Yesterday I was helping as friends cancel an unwanted subscription to a digital service. No biggie. But as I worked off his iPad, my OCD kicked in when I saw his mail icon.
3994 unread emails. Let me say it again – 3994 unread emails. And in the 90 seconds i took to cancel the digital service, it went to 3997.
Why? For the love of all that is pure, why? My mind was torn. Start eliminating them, or stare at it till it reaches 4000? I gave the tablet back before my mind exploded. I could hear the tick-tick in my head.
When I joked about the number, he just said he hated junk mail and that was all he ever got. I mean, what if it was a notice of winning Publishers Clearing House? Or a letter from a long lost relative reaching out after using ancestry.com?
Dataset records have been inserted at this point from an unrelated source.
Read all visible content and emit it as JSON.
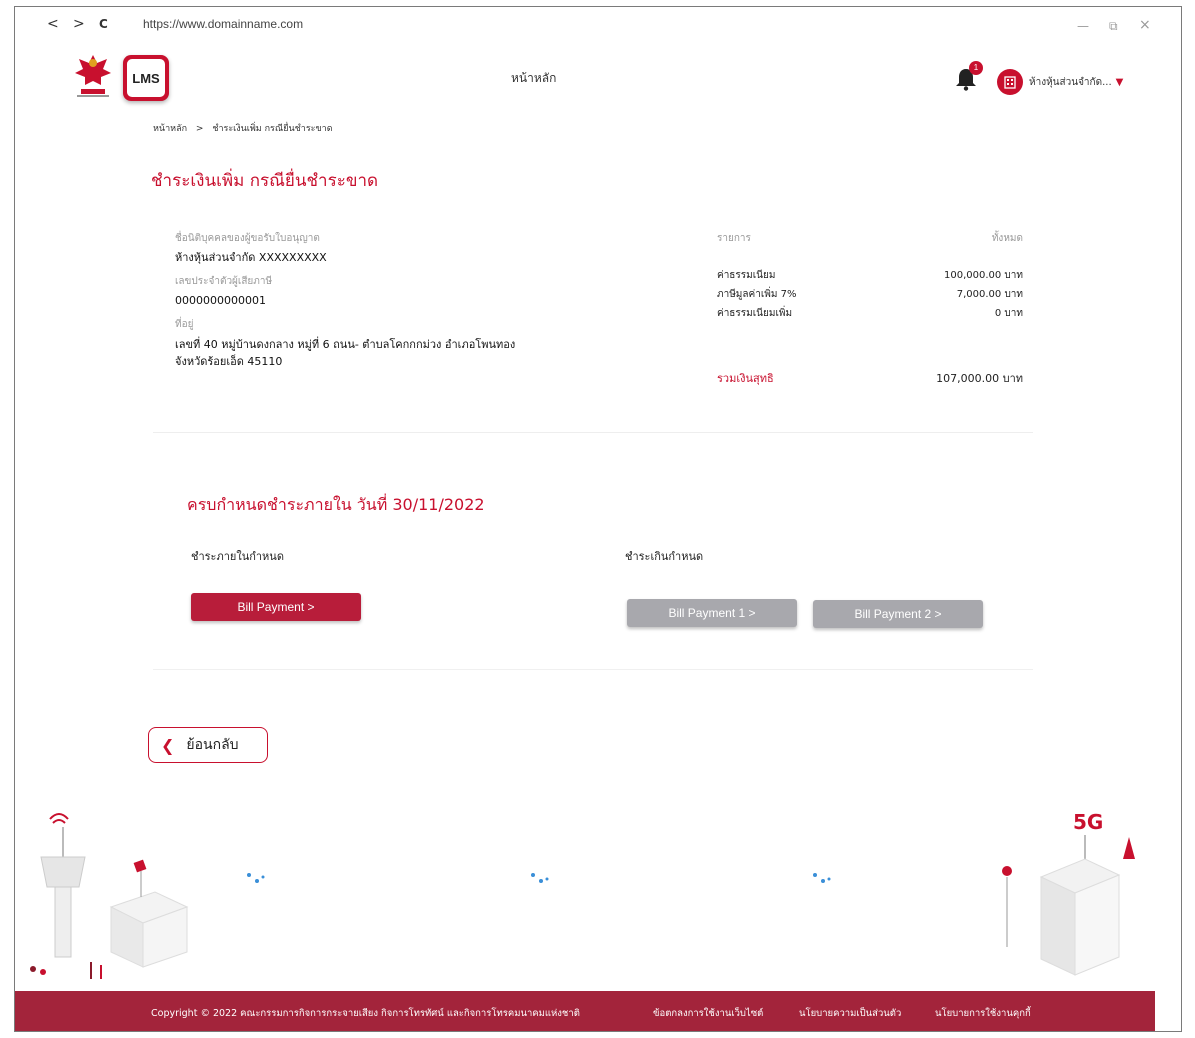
{
  "browser": {
    "back": "<",
    "forward": ">",
    "reload": "C",
    "url": "https://www.domainname.com",
    "minimize": "—",
    "restore": "⧉",
    "close": "×"
  },
  "header": {
    "logo_text": "LMS",
    "nav_home": "หน้าหลัก",
    "notification_count": "1",
    "account_name": "ห้างหุ้นส่วนจำกัด..."
  },
  "breadcrumb": [
    "หน้าหลัก",
    ">",
    "ชำระเงินเพิ่ม กรณียื่นชำระขาด"
  ],
  "page_title": "ชำระเงินเพิ่ม กรณียื่นชำระขาด",
  "licensee": {
    "name_label": "ชื่อนิติบุคคลของผู้ขอรับใบอนุญาต",
    "name_value": "ห้างหุ้นส่วนจำกัด XXXXXXXXX",
    "tax_label": "เลขประจำตัวผู้เสียภาษี",
    "tax_value": "0000000000001",
    "address_label": "ที่อยู่",
    "address_line1": "เลขที่ 40 หมู่บ้านดงกลาง หมู่ที่ 6 ถนน- ตำบลโคกกกม่วง อำเภอโพนทอง",
    "address_line2": "จังหวัดร้อยเอ็ด 45110"
  },
  "fees": {
    "col_item": "รายการ",
    "col_total": "ทั้งหมด",
    "rows": [
      {
        "label": "ค่าธรรมเนียม",
        "amount": "100,000.00 บาท"
      },
      {
        "label": "ภาษีมูลค่าเพิ่ม 7%",
        "amount": "7,000.00 บาท"
      },
      {
        "label": "ค่าธรรมเนียมเพิ่ม",
        "amount": "0 บาท"
      }
    ],
    "total_label": "รวมเงินสุทธิ",
    "total_amount": "107,000.00 บาท"
  },
  "payment": {
    "due_title": "ครบกำหนดชำระภายใน วันที่  30/11/2022",
    "within_label": "ชำระภายในกำหนด",
    "overdue_label": "ชำระเกินกำหนด",
    "bill_payment": "Bill Payment >",
    "bill_payment_1": "Bill Payment 1 >",
    "bill_payment_2": "Bill Payment 2 >"
  },
  "back_button": "ย้อนกลับ",
  "illustration": {
    "label_5g": "5G"
  },
  "footer": {
    "copyright": "Copyright © 2022 คณะกรรมการกิจการกระจายเสียง กิจการโทรทัศน์ และกิจการโทรคมนาคมแห่งชาติ",
    "terms": "ข้อตกลงการใช้งานเว็บไซต์",
    "privacy": "นโยบายความเป็นส่วนตัว",
    "cookies": "นโยบายการใช้งานคุกกี้"
  },
  "colors": {
    "brand_red": "#c8102e",
    "footer_red": "#a3243b",
    "button_gray": "#a8a8ad"
  }
}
Or maybe a lawyer telling him he has inherited an Irish castle because cousin George was really royalty? Or even an email with a cute cat video? Such treasures just sitting there.
As I ponder this dilemma, I realize I kind of do the same thing with God. He is reaching out to me all the time. Talking through His Word, communicating through circumstances, prodding me through people, and shouting and whispering through the Spirit – yet I let His messages go unread.
Sometimes, I don’t read the Bible, I get too self absorbed to see Him working around me, and drown out the Spirit with noise from the world.
So today, I will take make the effort to listen better. I will open his Word and cherish the time. I may have to ignore some little red dots, but will not ignore Him.